New Challenges Arising in Engineering Problems with Fractional and Integer Order-II

Modern science is one of the most-used commodities globally, and it is especially important in determining the sources of various threats faced by the world. These problems are studied using scientific tools and norms, and the development of science and technology has attracted the attention of experts from different disciplines. This has led to increasing scientific investigation of real-world problems. With the help of computer programs, experts can determine the roots of such problems using graphics and simulations.

A total of 45 papers were submitted to this Special Issue, all of which were reviewed by several scientists who are experts in their fields. Following strict review, 16 manuscripts were accepted for publication in this Special Issue, meaning the acceptance rate was 35%.

The following is a brief summary of the accepted papers:

In the first paper [1], the authors studied a large spacecraft, considering its different properties such as solar cell plates and mechanical flexible arms. They observed the fractional-order PD attitude control method of the governing model.

In [2], the authors developed a fractional order-based frequency regulation for some systems. Their results confirmed that the stable operation and the frequency regulation performance of the new proposed controller were highly accurate.

In [3], the authors implemented two schemes, LFNHAM and LFNDM, to investigate the local fractional Lighthill–Whitham–Richards model, which arose in their fractal vehicular traffic platform.

The methods considered incorporated local fractional natural transform (LFNT), which produced many novel analytical solutions to the governing model.

In [4], the authors studied a mathematical model of the COVID-19 outbreak. In this model, six fractional differential equation parameters were used to explain its characteristic properties. COVID-19 has spread considerably over the last two years, and the generalized Runge–Kutta method of the fourth order (GRK4M) was used to observe its numerical wave distribution. The authors compared the results via FDM.

In [5], the authors considered the fractional Laplacian operator. They used a new numerical scheme, CRUS-WENO, in the frame of differential equations. The operator of order b (0 < b < 1) was split into its integral parts, and the Gauss–Jacobi quadrature method was used to solve the integral parts of operator. This newly presented CRUS-WENO scheme was found to possess some important advantages.

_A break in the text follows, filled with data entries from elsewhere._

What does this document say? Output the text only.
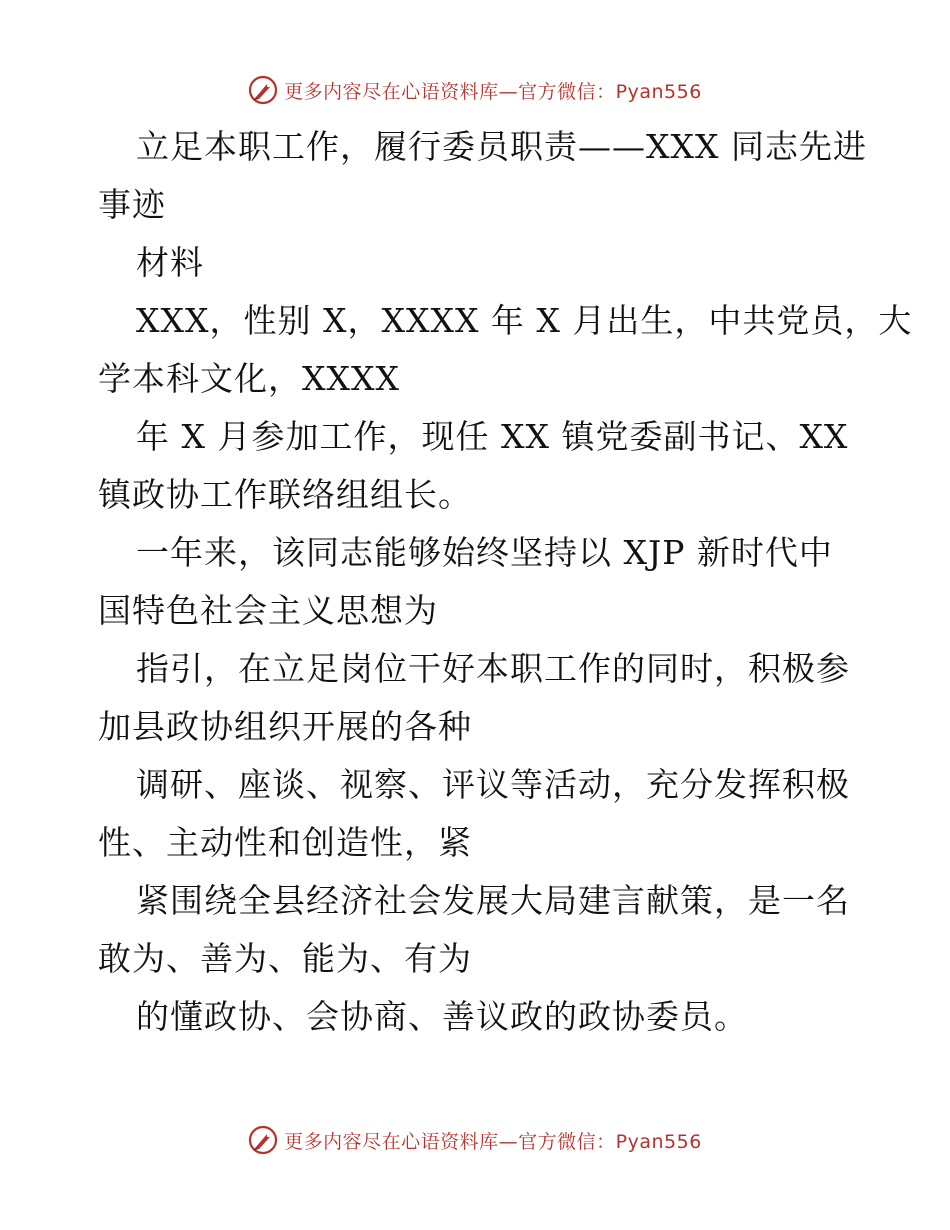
更多内容尽在心语资料库—官方微信：Pyan556
立足本职工作，履行委员职责——XXX 同志先进
事迹
材料
XXX，性别 X，XXXX 年 X 月出生，中共党员，大
学本科文化，XXXX
年 X 月参加工作，现任 XX 镇党委副书记、XX
镇政协工作联络组组长。
一年来，该同志能够始终坚持以 XJP 新时代中
国特色社会主义思想为
指引，在立足岗位干好本职工作的同时，积极参
加县政协组织开展的各种
调研、座谈、视察、评议等活动，充分发挥积极
性、主动性和创造性，紧
紧围绕全县经济社会发展大局建言献策，是一名
敢为、善为、能为、有为
的懂政协、会协商、善议政的政协委员。
更多内容尽在心语资料库—官方微信：Pyan556
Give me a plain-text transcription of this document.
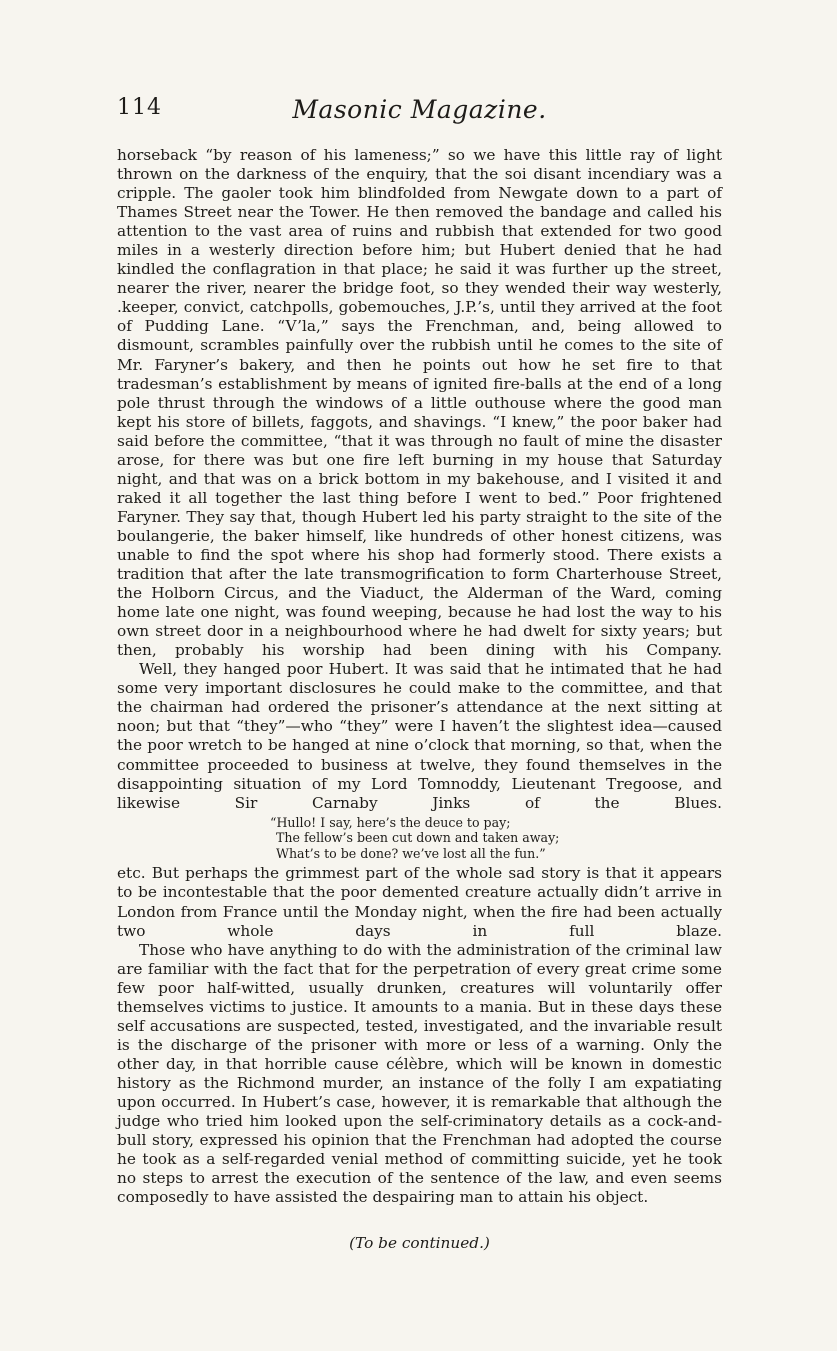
114	Masonic Magazine.

horseback “by reason of his lameness;” so we have this little ray of light thrown on the darkness of the enquiry, that the soi disant incendiary was a cripple. The gaoler took him blindfolded from Newgate down to a part of Thames Street near the Tower. He then removed the bandage and called his attention to the vast area of ruins and rubbish that extended for two good miles in a westerly direction before him; but Hubert denied that he had kindled the conflagration in that place; he said it was further up the street, nearer the river, nearer the bridge foot, so they wended their way westerly, .keeper, convict, catchpolls, gobemouches, J.P.’s, until they arrived at the foot of Pudding Lane. “V’la,” says the Frenchman, and, being allowed to dismount, scrambles painfully over the rubbish until he comes to the site of Mr. Faryner’s bakery, and then he points out how he set fire to that tradesman’s establishment by means of ignited fire-balls at the end of a long pole thrust through the windows of a little outhouse where the good man kept his store of billets, faggots, and shavings. “I knew,” the poor baker had said before the committee, “that it was through no fault of mine the disaster arose, for there was but one fire left burning in my house that Saturday night, and that was on a brick bottom in my bakehouse, and I visited it and raked it all together the last thing before I went to bed.” Poor frightened Faryner. They say that, though Hubert led his party straight to the site of the boulangerie, the baker himself, like hundreds of other honest citizens, was unable to find the spot where his shop had formerly stood. There exists a tradition that after the late transmogrification to form Charterhouse Street, the Holborn Circus, and the Viaduct, the Alderman of the Ward, coming home late one night, was found weeping, because he had lost the way to his own street door in a neighbourhood where he had dwelt for sixty years; but then, probably his worship had been dining with his Company.

Well, they hanged poor Hubert. It was said that he intimated that he had some very important disclosures he could make to the committee, and that the chairman had ordered the prisoner’s attendance at the next sitting at noon; but that “they”—who “they” were I haven’t the slightest idea—caused the poor wretch to be hanged at nine o’clock that morning, so that, when the committee proceeded to business at twelve, they found themselves in the disappointing situation of my Lord Tomnoddy, Lieutenant Tregoose, and likewise Sir Carnaby Jinks of the Blues.

“Hullo! I say, here’s the deuce to pay;
The fellow’s been cut down and taken away;
What’s to be done? we’ve lost all the fun.”

etc. But perhaps the grimmest part of the whole sad story is that it appears to be incontestable that the poor demented creature actually didn’t arrive in London from France until the Monday night, when the fire had been actually two whole days in full blaze.

Those who have anything to do with the administration of the criminal law are familiar with the fact that for the perpetration of every great crime some few poor half-witted, usually drunken, creatures will voluntarily offer themselves victims to justice. It amounts to a mania. But in these days these self accusations are suspected, tested, investigated, and the invariable result is the discharge of the prisoner with more or less of a warning. Only the other day, in that horrible cause célèbre, which will be known in domestic history as the Richmond murder, an instance of the folly I am expatiating upon occurred. In Hubert’s case, however, it is remarkable that although the judge who tried him looked upon the self-criminatory details as a cock-and-bull story, expressed his opinion that the Frenchman had adopted the course he took as a self-regarded venial method of committing suicide, yet he took no steps to arrest the execution of the sentence of the law, and even seems composedly to have assisted the despairing man to attain his object.

(To be continued.)
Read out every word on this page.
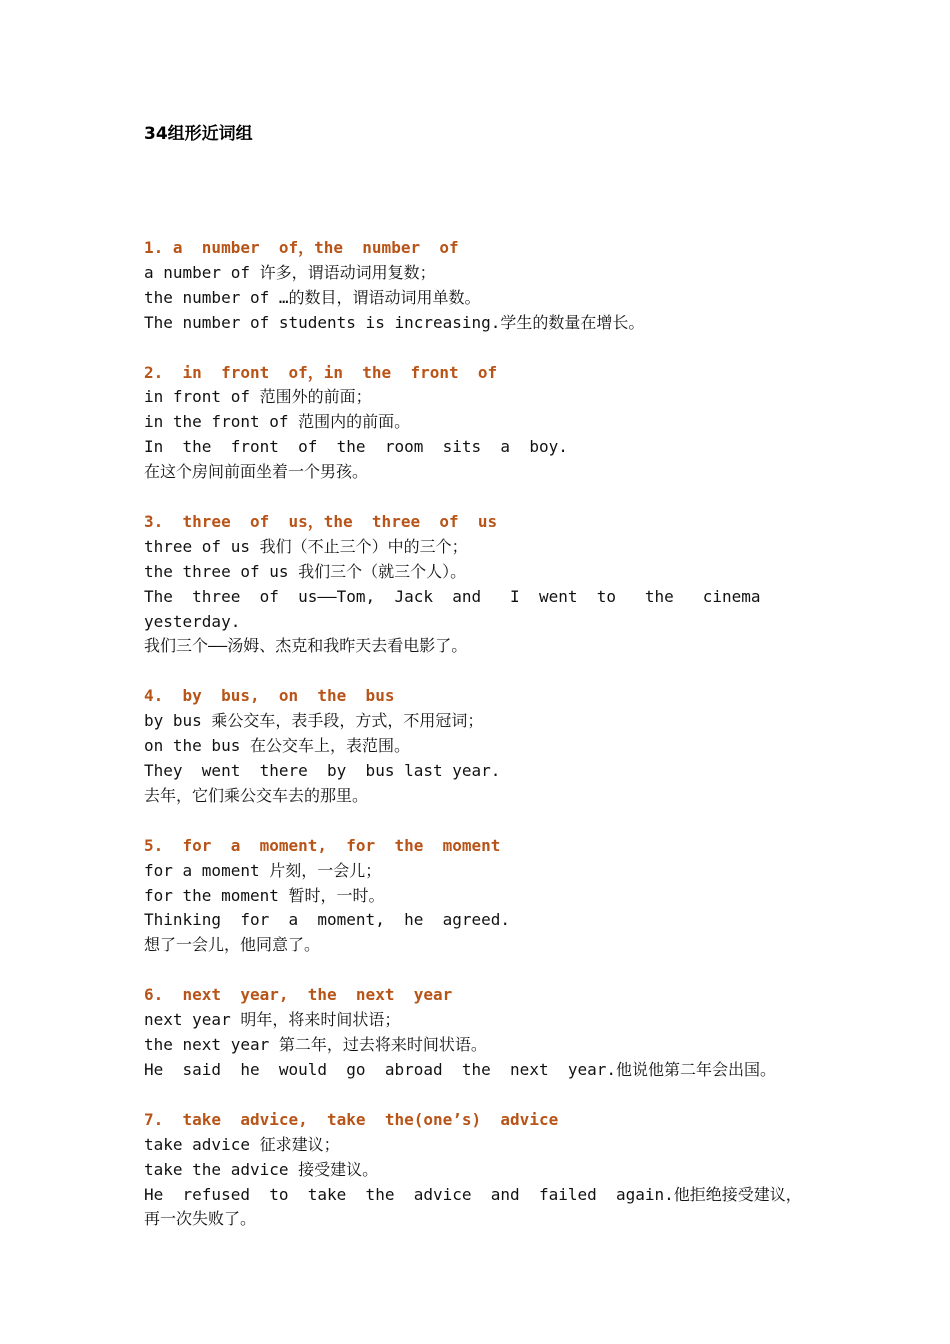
34组形近词组
1. a  number  of，the  number  of
a number of 许多，谓语动词用复数；
the number of …的数目，谓语动词用单数。
The number of students is increasing.学生的数量在增长。
2.  in  front  of，in  the  front  of
in front of 范围外的前面；
in the front of 范围内的前面。
In  the  front  of  the  room  sits  a  boy.
在这个房间前面坐着一个男孩。
3.  three  of  us，the  three  of  us
three of us 我们（不止三个）中的三个；
the three of us 我们三个（就三个人）。
The  three  of  us——Tom,  Jack  and   I  went  to   the   cinema
yesterday.
我们三个——汤姆、杰克和我昨天去看电影了。
4.  by  bus,  on  the  bus
by bus 乘公交车，表手段，方式，不用冠词；
on the bus 在公交车上，表范围。
They  went  there  by  bus last year.
去年，它们乘公交车去的那里。
5.  for  a  moment,  for  the  moment
for a moment 片刻，一会儿；
for the moment 暂时，一时。
Thinking  for  a  moment,  he  agreed.
想了一会儿，他同意了。
6.  next  year,  the  next  year
next year 明年，将来时间状语；
the next year 第二年，过去将来时间状语。
He  said  he  would  go  abroad  the  next  year.他说他第二年会出国。
7.  take  advice,  take  the(one’s)  advice
take advice 征求建议；
take the advice 接受建议。
He  refused  to  take  the  advice  and  failed  again.他拒绝接受建议，
再一次失败了。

In [6], the authors investigated real-world tracking control problems using fractional calculus properties. Using the global sliding-mode control method (GSMCM), they improved the global robustness of the systems. The first form was based on a full-order GSMCM with a fractional operator, and the second was a novel time-varying control law which presented error signals.

In [7], stochastic resonance was studied in terms of a time-delay fractional Langevin system. This system is used to symbolize nonlinear-form multiplicative colored noise and fractional Gaussian noise. Via trichotomous colored noise, the authors observed the excitation frequency and found that a multimodal pattern only occurred with a small noise-switching rate and memory-damping order.

In [8], the authors analyzed a nonlinear coronavirus (2019-nCoV) model using a fractional operator. This model is based on four parameters: susceptible, infected, reported and unreported. The results were obtained using a modified predictor–corrector method.

In [9], the authors focused on a Sobolev-type Hilfer fractional neutral delay Volterra–Fredholm integro-differential system. Via fractional calculus, they investigated the measure of noncompactness and the Mönch fixed-point technique and presented several simulations of their findings.

In [10], the authors primarily achieved approximate controllability. By using resolvent operators, fractional semilinear integro-differential equations were investigated. They introduced two alternative options and used the theories from the functional analysis. The primary property was proven in the second situation, after which the authors repeated the observations for the fractional Sobolev-type semilinear integro-differential system.

In [11], the authors introduced the second kind of nonlinear Lane–Emden prediction: the differential Singular model (NLE-PDSM). A powerful numerical scheme was used, namely, a neuro-evolution computing intelligent solver, through which the authors corroborated, validated, and confirmed the efficacy of the ANN-GAASM for three distinct problems.

In [12], the authors studied a COVID-19 infection model by considering the Caputo derivative. The aim of this model is to contain the spread of disease in communities. The authors conducted stability analysis of the model and also observed the R0 number. Using real parameters, they presented a numerical solution for the model.

In [13], the authors studied on the nonlinear Gardner and (3 + 1)-dimensional mKdV-ZK equations. A newly developed method, namely, the rational sine-Gordon expansion method (RSGEM), was used to study their analytical roots. The authors also provided a detailed reported of the strain conditions for valid solutions.

In [14], the authors proposed generalized weighted-type fractional integrals. Using these integrals, they observed some novel inequalities in certain Chebyshev’s functions. Moreover, they observed their general wave behaviors using specific parameter values.

In [15], the authors considered the semi-analytical methods HFIT and ADM. They applied these methods to the time-fractional Swift–Hohenberg equation (SHe) and determined the fuzzy Caputo fractional derivative (CFD) via Elzaki transform.

In [16], the authors considered the time-fractional coupled Burgers equation using the Caputo fractional operator. A modified version of the He–Laplace method was considered and the authors obtained an approximate solution to the governing model.